INSERM UMR_S938, Centre de Recherche Saint-Antoine, 75012, Paris, France.
Curr Diab Rep. 2013 Dec;13(6):757-67. doi: 10.1007/s11892-013-0431-7.
Genetic lipodystrophic syndromes are rare diseases characterized by generalized or partial fat atrophy (lipoatrophy) associated with severe metabolic complications such as insulin resistance (IR), diabetes, dyslipidemia, nonalcoholic fatty liver disease, and ovarian hyperandrogenism. During the last 15 years, mutations in several genes have been shown to be responsible for monogenic forms of lipodystrophic syndromes, of autosomal dominant or recessive transmission. Although the molecular basis of lipodystrophies is heterogeneous, most mutated genes lead to impaired adipogenesis, adipocyte lipid storage, and/or formation or maintenance of the adipocyte lipid droplet (LD), showing that primary alterations of adipose tissue (AT) can result in severe systemic metabolic and endocrine consequences. The reduced expandability of AT alters its ability to buffer excess caloric intake, leading to ectopic lipid storage that impairs insulin signaling and other cellular functions ("lipotoxicity"). Genetic studies have also pointed out the close relationships between ageing, inflammatory processes, lipodystrophy, and IR.

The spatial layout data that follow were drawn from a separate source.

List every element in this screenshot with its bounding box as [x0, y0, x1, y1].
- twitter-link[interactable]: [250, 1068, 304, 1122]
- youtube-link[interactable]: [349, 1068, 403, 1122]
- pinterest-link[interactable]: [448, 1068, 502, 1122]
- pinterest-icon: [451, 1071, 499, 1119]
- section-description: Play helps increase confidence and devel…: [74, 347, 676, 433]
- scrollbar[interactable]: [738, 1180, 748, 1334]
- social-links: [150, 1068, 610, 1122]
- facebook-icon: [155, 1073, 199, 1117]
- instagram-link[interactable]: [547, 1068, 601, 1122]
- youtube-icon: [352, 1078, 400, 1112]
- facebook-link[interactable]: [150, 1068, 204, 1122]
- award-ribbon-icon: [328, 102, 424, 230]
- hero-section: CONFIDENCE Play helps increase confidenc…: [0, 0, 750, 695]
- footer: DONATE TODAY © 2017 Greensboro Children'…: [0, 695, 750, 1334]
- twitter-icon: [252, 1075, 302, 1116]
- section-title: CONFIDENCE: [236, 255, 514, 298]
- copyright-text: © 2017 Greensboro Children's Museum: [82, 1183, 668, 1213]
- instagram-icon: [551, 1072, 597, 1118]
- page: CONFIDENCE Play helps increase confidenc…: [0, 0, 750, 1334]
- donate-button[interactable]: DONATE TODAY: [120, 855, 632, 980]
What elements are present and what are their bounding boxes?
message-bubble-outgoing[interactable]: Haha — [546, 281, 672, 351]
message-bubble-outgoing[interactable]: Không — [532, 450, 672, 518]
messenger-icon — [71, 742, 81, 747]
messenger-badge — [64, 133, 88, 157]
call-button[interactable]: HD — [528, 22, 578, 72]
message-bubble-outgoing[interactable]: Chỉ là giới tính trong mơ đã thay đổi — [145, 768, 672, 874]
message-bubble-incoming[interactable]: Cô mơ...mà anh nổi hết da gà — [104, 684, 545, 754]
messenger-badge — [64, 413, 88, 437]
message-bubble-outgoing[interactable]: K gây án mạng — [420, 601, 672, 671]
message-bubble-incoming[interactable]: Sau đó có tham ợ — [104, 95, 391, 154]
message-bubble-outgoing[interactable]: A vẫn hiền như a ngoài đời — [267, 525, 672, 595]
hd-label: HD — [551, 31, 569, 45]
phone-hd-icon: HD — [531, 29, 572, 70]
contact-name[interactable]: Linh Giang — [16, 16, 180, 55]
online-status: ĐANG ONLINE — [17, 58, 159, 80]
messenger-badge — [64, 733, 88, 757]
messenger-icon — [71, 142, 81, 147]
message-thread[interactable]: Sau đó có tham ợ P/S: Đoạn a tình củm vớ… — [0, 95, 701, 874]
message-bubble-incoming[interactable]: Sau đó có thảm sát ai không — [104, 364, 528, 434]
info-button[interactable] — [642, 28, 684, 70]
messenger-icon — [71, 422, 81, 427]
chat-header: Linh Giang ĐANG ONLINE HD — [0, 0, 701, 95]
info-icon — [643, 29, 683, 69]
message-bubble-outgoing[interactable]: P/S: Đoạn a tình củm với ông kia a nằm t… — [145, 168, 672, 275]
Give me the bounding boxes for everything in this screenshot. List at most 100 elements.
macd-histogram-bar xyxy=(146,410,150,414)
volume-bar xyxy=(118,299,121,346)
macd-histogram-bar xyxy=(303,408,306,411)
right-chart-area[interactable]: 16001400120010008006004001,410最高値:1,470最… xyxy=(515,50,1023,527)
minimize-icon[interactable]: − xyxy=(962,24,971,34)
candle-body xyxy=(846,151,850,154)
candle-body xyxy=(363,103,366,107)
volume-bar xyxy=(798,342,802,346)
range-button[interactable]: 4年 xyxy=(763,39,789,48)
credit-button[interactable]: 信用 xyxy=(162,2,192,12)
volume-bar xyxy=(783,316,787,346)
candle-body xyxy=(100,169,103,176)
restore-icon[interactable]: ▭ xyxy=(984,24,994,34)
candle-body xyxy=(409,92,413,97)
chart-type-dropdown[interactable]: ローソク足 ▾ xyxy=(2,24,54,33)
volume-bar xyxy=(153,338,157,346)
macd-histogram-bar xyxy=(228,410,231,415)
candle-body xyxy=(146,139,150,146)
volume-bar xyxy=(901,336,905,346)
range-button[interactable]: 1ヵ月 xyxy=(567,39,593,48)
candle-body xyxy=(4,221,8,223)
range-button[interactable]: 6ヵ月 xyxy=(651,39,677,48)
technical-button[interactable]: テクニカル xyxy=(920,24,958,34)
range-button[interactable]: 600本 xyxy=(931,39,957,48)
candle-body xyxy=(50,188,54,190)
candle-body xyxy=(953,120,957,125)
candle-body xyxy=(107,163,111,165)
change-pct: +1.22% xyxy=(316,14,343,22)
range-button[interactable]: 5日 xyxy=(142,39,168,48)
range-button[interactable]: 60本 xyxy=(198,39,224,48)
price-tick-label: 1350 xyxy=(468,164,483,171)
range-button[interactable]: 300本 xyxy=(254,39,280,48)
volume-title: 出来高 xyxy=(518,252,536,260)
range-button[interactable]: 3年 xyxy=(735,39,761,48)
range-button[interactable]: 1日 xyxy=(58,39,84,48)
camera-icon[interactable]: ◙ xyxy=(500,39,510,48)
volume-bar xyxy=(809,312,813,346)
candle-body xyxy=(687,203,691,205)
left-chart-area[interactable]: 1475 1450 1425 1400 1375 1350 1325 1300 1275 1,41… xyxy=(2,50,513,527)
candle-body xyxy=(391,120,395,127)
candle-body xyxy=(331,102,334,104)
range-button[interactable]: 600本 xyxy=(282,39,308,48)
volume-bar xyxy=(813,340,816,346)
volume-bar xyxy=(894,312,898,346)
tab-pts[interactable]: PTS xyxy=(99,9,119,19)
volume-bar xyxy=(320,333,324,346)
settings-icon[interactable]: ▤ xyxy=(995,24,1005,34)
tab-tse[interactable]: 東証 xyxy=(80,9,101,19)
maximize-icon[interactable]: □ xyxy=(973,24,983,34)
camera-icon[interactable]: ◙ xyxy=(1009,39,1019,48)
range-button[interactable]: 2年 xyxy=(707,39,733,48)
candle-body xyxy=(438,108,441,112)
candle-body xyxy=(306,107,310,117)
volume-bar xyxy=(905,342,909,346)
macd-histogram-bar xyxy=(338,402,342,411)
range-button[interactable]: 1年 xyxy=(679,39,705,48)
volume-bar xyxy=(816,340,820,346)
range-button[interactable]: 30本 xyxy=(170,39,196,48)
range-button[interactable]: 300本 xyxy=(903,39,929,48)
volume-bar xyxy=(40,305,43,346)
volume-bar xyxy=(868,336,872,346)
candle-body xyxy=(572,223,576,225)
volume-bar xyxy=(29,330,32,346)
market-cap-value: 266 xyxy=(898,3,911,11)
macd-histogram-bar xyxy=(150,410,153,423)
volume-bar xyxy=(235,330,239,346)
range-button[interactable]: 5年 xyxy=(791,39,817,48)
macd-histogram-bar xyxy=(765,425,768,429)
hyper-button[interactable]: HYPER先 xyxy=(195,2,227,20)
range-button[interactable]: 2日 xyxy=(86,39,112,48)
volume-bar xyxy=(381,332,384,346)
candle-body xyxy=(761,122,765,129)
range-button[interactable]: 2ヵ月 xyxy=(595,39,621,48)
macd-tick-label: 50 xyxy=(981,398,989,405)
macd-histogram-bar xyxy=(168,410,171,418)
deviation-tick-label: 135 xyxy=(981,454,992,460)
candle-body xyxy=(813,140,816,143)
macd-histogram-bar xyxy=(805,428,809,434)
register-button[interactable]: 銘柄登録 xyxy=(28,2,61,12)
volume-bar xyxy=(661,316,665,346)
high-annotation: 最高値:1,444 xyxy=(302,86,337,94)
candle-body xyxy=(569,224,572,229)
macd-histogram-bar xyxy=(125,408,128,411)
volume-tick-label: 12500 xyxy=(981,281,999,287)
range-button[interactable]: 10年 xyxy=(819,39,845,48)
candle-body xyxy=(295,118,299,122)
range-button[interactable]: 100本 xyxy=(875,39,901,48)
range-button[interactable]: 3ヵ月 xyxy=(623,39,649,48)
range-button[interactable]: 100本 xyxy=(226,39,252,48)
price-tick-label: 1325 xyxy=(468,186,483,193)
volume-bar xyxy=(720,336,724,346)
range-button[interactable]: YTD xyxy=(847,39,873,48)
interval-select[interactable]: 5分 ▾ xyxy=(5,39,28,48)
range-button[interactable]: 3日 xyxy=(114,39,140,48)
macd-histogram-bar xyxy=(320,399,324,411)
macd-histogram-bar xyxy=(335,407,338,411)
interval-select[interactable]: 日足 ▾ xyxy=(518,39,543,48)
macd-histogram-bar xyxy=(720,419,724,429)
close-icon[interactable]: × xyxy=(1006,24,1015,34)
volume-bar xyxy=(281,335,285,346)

遗传性脂肪营养不良综合征是一种罕见疾病,其特征为全身性或局部脂肪萎缩(脂肪减少症),并伴有严重的代谢并发症,如胰岛素抵抗(IR)、糖尿病、血脂异常、非酒精性脂肪肝和卵巢高雄激素血症。在过去的 15 年中,已经发现几种基因突变可导致常染色体显性或隐性遗传的单基因脂肪营养不良综合征。尽管脂肪营养不良的分子基础存在异质性,但大多数突变基因导致脂肪生成、脂肪细胞脂质储存受损和/或脂肪细胞脂质滴(LD)的形成或维持受损,这表明脂肪组织(AT)的主要改变可导致严重的全身代谢和内分泌后果。AT 的可扩展性降低会改变其缓冲多余热量摄入的能力,导致异位脂质储存,从而损害胰岛素信号和其他细胞功能(“脂毒性”)。遗传研究还指出了衰老、炎症过程、脂肪营养不良和 IR 之间的密切关系。